同調圧力にタフな人には共通点もある

 「同調圧力」に対して強くなる方法はあるのだろうか?

 なかなかに難しいテーマではあるけれど、タフな人には共通点もある。それは「複眼で周りを見ている」ということだ。

 たとえば、視野を広げるためにいろいろと勉強している人ほど、「組織の常識」を疑う直感を持っている。本を読むのはもちろん、勉強会や講習に参加することでも「複眼」はさらに磨かれる。

 また、社内にも必ず冷静に行動している人はいる。そういう人の動き方を盗む一方で、群れる人々をよく観察すれば見えてくることもあるだろう。

 誰でも感じたことのある、この圧力。

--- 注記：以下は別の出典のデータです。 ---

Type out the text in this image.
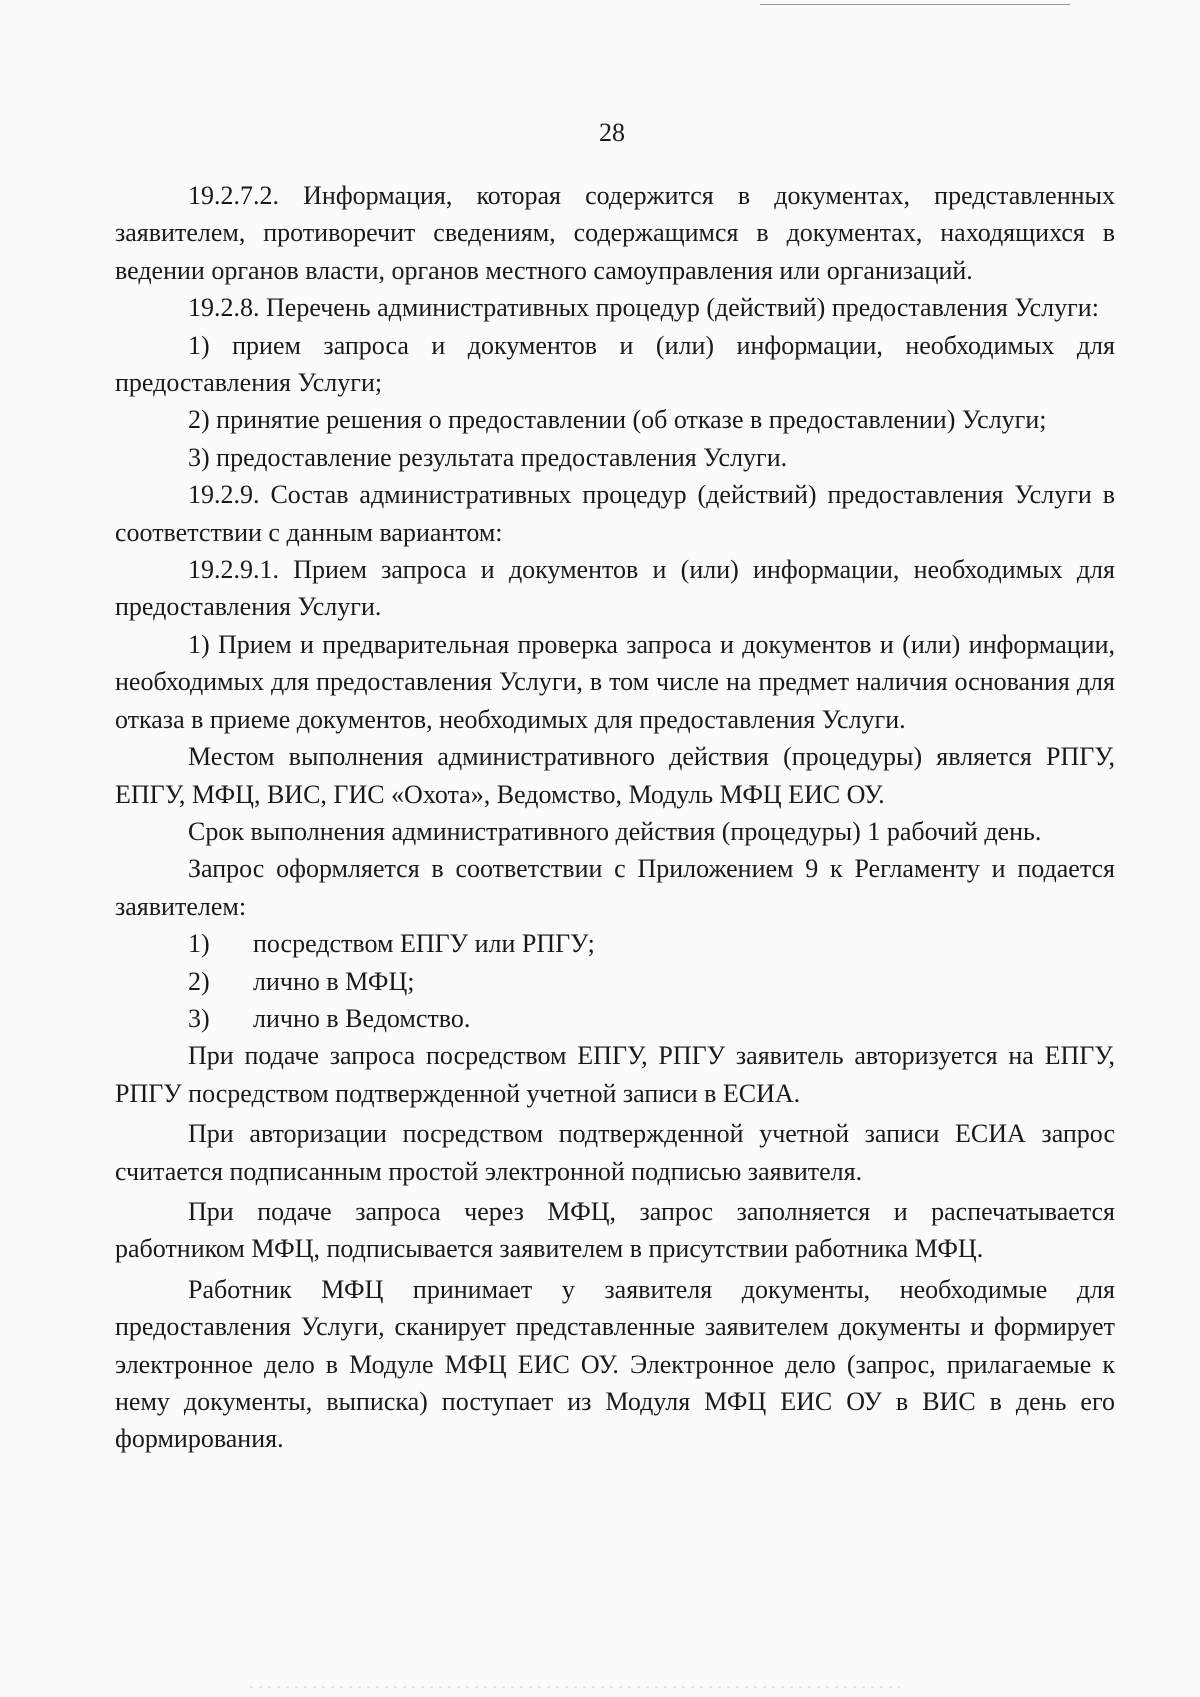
28

19.2.7.2. Информация, которая содержится в документах, представленных заявителем, противоречит сведениям, содержащимся в документах, находящихся в ведении органов власти, органов местного самоуправления или организаций.

19.2.8. Перечень административных процедур (действий) предоставления Услуги:

1) прием запроса и документов и (или) информации, необходимых для предоставления Услуги;

2) принятие решения о предоставлении (об отказе в предоставлении) Услуги;

3) предоставление результата предоставления Услуги.

19.2.9. Состав административных процедур (действий) предоставления Услуги в соответствии с данным вариантом:

19.2.9.1. Прием запроса и документов и (или) информации, необходимых для предоставления Услуги.

1) Прием и предварительная проверка запроса и документов и (или) информации, необходимых для предоставления Услуги, в том числе на предмет наличия основания для отказа в приеме документов, необходимых для предоставления Услуги.

Местом выполнения административного действия (процедуры) является РПГУ, ЕПГУ, МФЦ, ВИС, ГИС «Охота», Ведомство, Модуль МФЦ ЕИС ОУ.

Срок выполнения административного действия (процедуры) 1 рабочий день.

Запрос оформляется в соответствии с Приложением 9 к Регламенту и подается заявителем:

1)	посредством ЕПГУ или РПГУ;
2)	лично в МФЦ;
3)	лично в Ведомство.

При подаче запроса посредством ЕПГУ, РПГУ заявитель авторизуется на ЕПГУ, РПГУ посредством подтвержденной учетной записи в ЕСИА.

При авторизации посредством подтвержденной учетной записи ЕСИА запрос считается подписанным простой электронной подписью заявителя.

При подаче запроса через МФЦ, запрос заполняется и распечатывается работником МФЦ, подписывается заявителем в присутствии работника МФЦ.

Работник МФЦ принимает у заявителя документы, необходимые для предоставления Услуги, сканирует представленные заявителем документы и формирует электронное дело в Модуле МФЦ ЕИС ОУ. Электронное дело (запрос, прилагаемые к нему документы, выписка) поступает из Модуля МФЦ ЕИС ОУ в ВИС в день его формирования.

日本人は特に弱いと言われているが、最新研究では否定されつつある。とはいえ、実際の対処は簡単ではない。研究・分析もまだ十分に進んでいるわけではないが、高野陽太郎氏の『「集団主義」という錯覚』(新曜社)は、同調圧力に対する理解を深めるのに役立つ一冊といえるだろう。

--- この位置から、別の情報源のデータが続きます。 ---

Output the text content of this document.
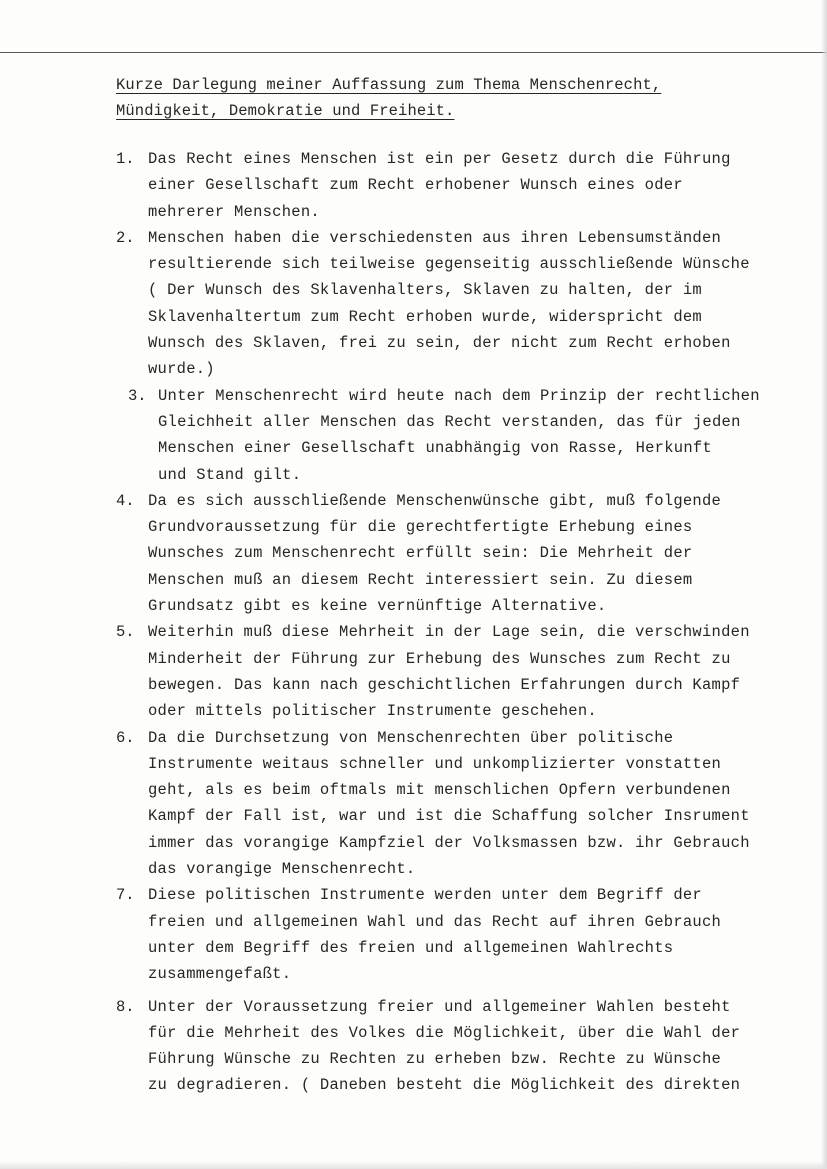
Kurze Darlegung meiner Auffassung zum Thema Menschenrecht,
Mündigkeit, Demokratie und Freiheit.
1. Das Recht eines Menschen ist ein per Gesetz durch die Führung
einer Gesellschaft zum Recht erhobener Wunsch eines oder
mehrerer Menschen.
2. Menschen haben die verschiedensten aus ihren Lebensumständen
resultierende sich teilweise gegenseitig ausschließende Wünsche
( Der Wunsch des Sklavenhalters, Sklaven zu halten, der im
Sklavenhaltertum zum Recht erhoben wurde, widerspricht dem
Wunsch des Sklaven, frei zu sein, der nicht zum Recht erhoben
wurde.)
3. Unter Menschenrecht wird heute nach dem Prinzip der rechtlichen
Gleichheit aller Menschen das Recht verstanden, das für jeden
Menschen einer Gesellschaft unabhängig von Rasse, Herkunft
und Stand gilt.
4. Da es sich ausschließende Menschenwünsche gibt, muß folgende
Grundvoraussetzung für die gerechtfertigte Erhebung eines
Wunsches zum Menschenrecht erfüllt sein: Die Mehrheit der
Menschen muß an diesem Recht interessiert sein. Zu diesem
Grundsatz gibt es keine vernünftige Alternative.
5. Weiterhin muß diese Mehrheit in der Lage sein, die verschwinden
Minderheit der Führung zur Erhebung des Wunsches zum Recht zu
bewegen. Das kann nach geschichtlichen Erfahrungen durch Kampf
oder mittels politischer Instrumente geschehen.
6. Da die Durchsetzung von Menschenrechten über politische
Instrumente weitaus schneller und unkomplizierter vonstatten
geht, als es beim oftmals mit menschlichen Opfern verbundenen
Kampf der Fall ist, war und ist die Schaffung solcher Insrument
immer das vorangige Kampfziel der Volksmassen bzw. ihr Gebrauch
das vorangige Menschenrecht.
7. Diese politischen Instrumente werden unter dem Begriff der
freien und allgemeinen Wahl und das Recht auf ihren Gebrauch
unter dem Begriff des freien und allgemeinen Wahlrechts
zusammengefaßt.
8. Unter der Voraussetzung freier und allgemeiner Wahlen besteht
für die Mehrheit des Volkes die Möglichkeit, über die Wahl der
Führung Wünsche zu Rechten zu erheben bzw. Rechte zu Wünsche
zu degradieren. ( Daneben besteht die Möglichkeit des direkten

 少なくとも、「日本の社会において同調は仕方ない」と諦めることはないはずだ。

■今回の棚卸し

 無数に存在している「みんなと一緒」という圧力だが、実はそれほど気にする必要はないのでは? そうした目で、もう一度日頃の行動を検証してみてはどうだろうか。?

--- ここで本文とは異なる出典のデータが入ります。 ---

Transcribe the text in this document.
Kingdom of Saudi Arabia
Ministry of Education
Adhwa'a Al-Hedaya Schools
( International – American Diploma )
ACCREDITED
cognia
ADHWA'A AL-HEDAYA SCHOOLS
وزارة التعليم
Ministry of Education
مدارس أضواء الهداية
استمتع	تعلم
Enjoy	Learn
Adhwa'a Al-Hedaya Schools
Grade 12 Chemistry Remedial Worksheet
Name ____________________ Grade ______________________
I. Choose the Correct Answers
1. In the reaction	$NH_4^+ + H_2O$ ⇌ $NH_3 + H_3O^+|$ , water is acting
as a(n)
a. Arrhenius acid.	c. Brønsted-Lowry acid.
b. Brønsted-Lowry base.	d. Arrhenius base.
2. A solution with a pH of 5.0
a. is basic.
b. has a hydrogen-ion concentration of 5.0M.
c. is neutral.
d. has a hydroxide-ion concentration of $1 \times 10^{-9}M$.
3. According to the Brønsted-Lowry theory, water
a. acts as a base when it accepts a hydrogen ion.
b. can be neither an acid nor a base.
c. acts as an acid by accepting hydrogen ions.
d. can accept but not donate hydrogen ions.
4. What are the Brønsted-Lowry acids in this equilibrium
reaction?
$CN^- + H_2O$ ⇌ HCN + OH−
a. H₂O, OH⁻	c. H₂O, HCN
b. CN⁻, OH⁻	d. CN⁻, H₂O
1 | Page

 ことにミドルに期待されているのは、一歩距離を置いた客観性のはずだ。居心地のいい「こしあん」のような集団社会からの脱却を一番求めているのは、会社かもしれないのだ。

■ちょっとしたお薦め

 日本人が集団主義だから、という思い込みで「まあ仕方ない」と思ってはいないだろうか。最近の研究では、日本人の行動特性について多面的な分析が加えられている。社会心理学者の山岸俊夫氏の『「日本の安心」はなぜ消えたのか?』は、鋭い分析がわかりやすく語られ、組織や集団の理解を深めるのにも最適だ。一読をお薦めしたい。